The verse Jay had on “Drug Dealers Anonymous” was ripe with a myriad of ‘Back In My Days’ to choose from, as well as an attempt to reach out to us snake people™ by ending it with him saying “Damn, Daniel” in an all too sincere fashion. Yes, “Damn, Daniel.” The internet meme that has swept the nation. And to counterbalance that, he went into the Hip Slang time machine to retrieve ‘Bling Bling’ from 1999 a few lines prior. It was rough. And that’s without even even mentioning the ‘Google Me, Baby’ part.
Seriously, it was rough.
To put it lightly, 2016 hasn’t been the best year for Jay. It’s bad enough that he’s lost his touch as a rapper and Tidal continues to get nothing but venom from the masses, but after Beyonce released Lemonade, her world-stopping, deeply personal memoir of an album about unfaithfulness, his image has taken quite a few blows. If we kept track of rapper approval ratings, his would be at Bush levels right about now.
What he needs is a shift in tone. It would tarnish his legacy if he tries to release another album, or if he continues jumping on these tracks, only to embarrass himself. His now rampant Corny Dad aesthetic does not mesh well in the world of Hip-Hop, but there are other outlets more accommodating to this behavior that needs to be embraced as a way to build up some much needed love.
It’s possible he can redeem himself by simply coming off as a relatable father who makes uncomfortable jokes and wears questionable clothing. None of this is a stretch for him. So what can he possibly do to help him be seen as this new persona to the public eye? Simple: star in the next Grown Ups film.
For those who don’t know, Grown Ups a huge buddy comedy centered around Adam Sandler, Kevin James, Chris Rock, and David Spade. They all each have a wife, kids, or at least some type of adult responsibility, which is crazy because, like, they’re still basically kids themselves! And boy, oh boy, when they get together, it’s like they’re back in high school all over again. Whether it’s having fun objectifying their friend’s daughter as a group activity, or public urination, these guys know how to let loose.
Also, if you’re into a little more ‘headier’ comedy, don’t worry, Sandman and Co. have just the thing for ya: Toe based puns!
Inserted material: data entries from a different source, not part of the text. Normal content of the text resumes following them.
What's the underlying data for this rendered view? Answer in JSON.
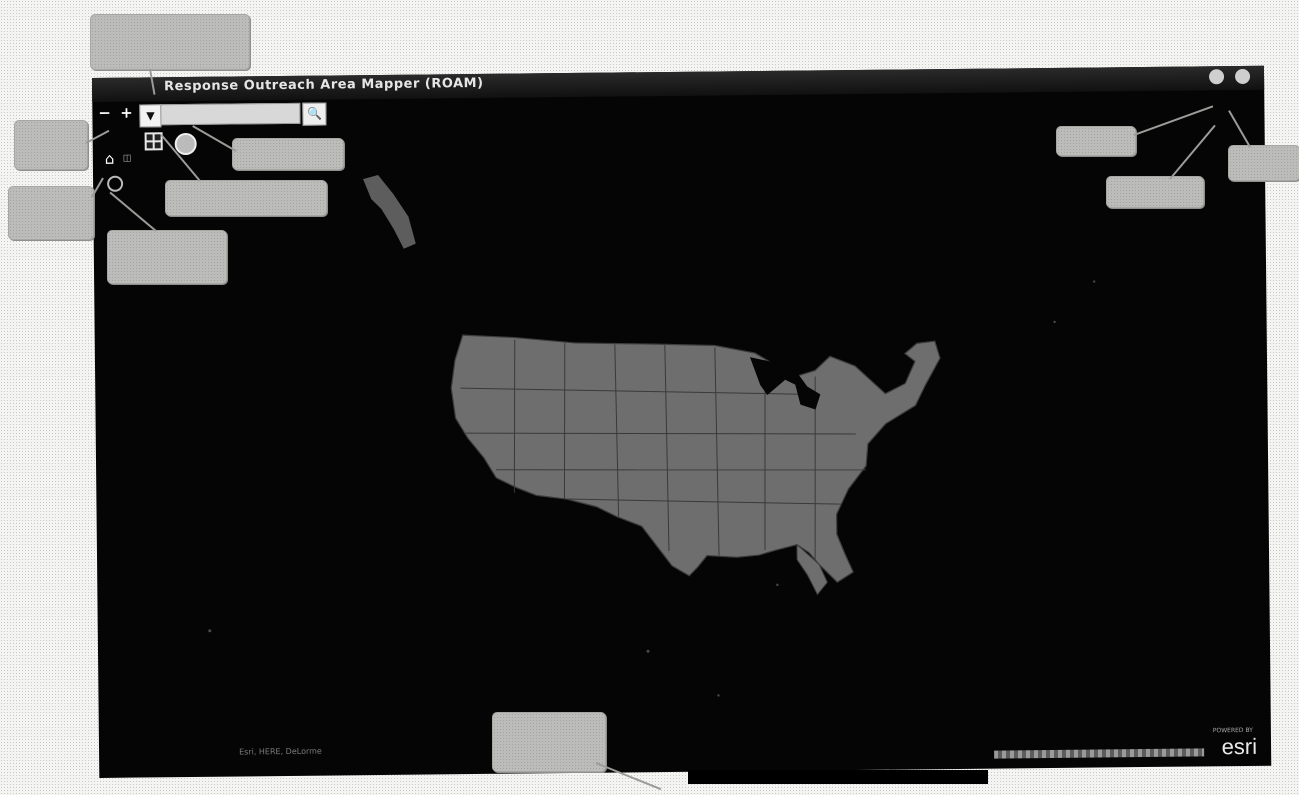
{
  "app": {
    "title": "Response Outreach Area Mapper (ROAM)"
  },
  "toolbar": {
    "zoom_out": "−",
    "zoom_in": "+",
    "search_dropdown": "▼",
    "search_button": "🔍",
    "search_placeholder": ""
  },
  "map": {
    "attribution": "Esri, HERE, DeLorme",
    "logo": "esri",
    "logo_small": "POWERED BY"
  },
  "icons": {
    "home": "home-icon",
    "locate": "locate-icon",
    "legend": "grid-icon",
    "basemap": "basemap-gallery-icon",
    "share": "share-icon",
    "about": "info-icon"
  },
  "colors": {
    "map_background": "#050505",
    "land": "#6e6e6e",
    "callout": "#bcbcba"
  }
}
Seriously, nothing makes me smile more than seeing Chris Rock, one of the most thought provoking stand-up comedians of all time, call his mean step-mother ‘Toe-bocop.’ You know, like Robocop, the Peter Weller vehicle. I’ve seen each Grown Ups movie at least 10 times.
I honestly have no clue if they’re even planning on making a Grown Ups 3, this is is all speculation. But if they ever do decide to go for the trifecta, adding Jay-Z to the fold would give this franchise brand new legs. Just imagine all the stale ’99 Problems’ jokes they’d let fly without consequence, never leaving out his penchant for ‘Back In My Day’-ing. Would Jay be able to bring his buddy Memphis Bleek along for the ride? Grown Ups can be the one hit Bleek’s been missing his whole career.
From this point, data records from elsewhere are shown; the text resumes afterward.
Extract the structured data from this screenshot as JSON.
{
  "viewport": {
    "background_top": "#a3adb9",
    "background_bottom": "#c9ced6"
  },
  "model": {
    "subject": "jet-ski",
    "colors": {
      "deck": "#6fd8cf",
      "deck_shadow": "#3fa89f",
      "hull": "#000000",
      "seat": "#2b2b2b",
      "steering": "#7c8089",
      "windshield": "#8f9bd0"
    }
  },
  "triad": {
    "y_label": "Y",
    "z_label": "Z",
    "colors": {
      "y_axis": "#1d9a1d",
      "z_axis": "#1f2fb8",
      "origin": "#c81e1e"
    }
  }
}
And perhaps the most important benefit here is that it would be hard for the outside world to view Jay as a sexual entity after 90+ minutes of slapsticky pratfalls and inane fart jokes. From a multitude of personal experience, I know this to be true. Beyonce will never have to worry about another affair after Jay unwittingly eats a sandwich that David Spade sneakily put dog poop in after he pulled off a successful “made you look” as a distraction. This seems like a win-win.
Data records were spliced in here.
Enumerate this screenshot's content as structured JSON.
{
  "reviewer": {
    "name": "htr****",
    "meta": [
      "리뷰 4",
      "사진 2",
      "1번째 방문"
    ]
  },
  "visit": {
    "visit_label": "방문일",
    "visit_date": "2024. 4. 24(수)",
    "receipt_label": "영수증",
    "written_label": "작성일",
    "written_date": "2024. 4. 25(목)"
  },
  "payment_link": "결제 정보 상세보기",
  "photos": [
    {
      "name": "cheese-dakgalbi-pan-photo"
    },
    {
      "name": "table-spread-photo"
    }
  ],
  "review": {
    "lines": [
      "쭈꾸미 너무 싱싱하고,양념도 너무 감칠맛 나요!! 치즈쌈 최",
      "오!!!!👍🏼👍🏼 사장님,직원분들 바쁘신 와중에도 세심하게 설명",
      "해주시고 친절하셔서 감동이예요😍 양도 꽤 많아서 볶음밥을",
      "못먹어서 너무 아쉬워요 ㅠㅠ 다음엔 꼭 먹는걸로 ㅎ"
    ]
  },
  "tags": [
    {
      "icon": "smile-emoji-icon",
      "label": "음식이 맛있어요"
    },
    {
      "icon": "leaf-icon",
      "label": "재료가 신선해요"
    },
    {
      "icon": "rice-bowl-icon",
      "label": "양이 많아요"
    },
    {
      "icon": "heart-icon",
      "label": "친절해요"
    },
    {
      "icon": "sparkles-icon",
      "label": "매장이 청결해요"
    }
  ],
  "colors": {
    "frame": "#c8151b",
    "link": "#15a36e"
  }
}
By choosing to hone in on a softer, more affable side to his personality, Jay-Z would do wonders rebuilding his good name. Right now, he’s nothing more than a cheating entrepreneur who probably wears a fanny pack when he raps. All he has to do now is stop the rapping and embrace the fanny pack. Giving up being cool can be challenging for someone of Jay-Z’s stature. Thankfully, the entire cast of Grown Ups knows exactly what he’d be going through, as they’ve been through it themselves.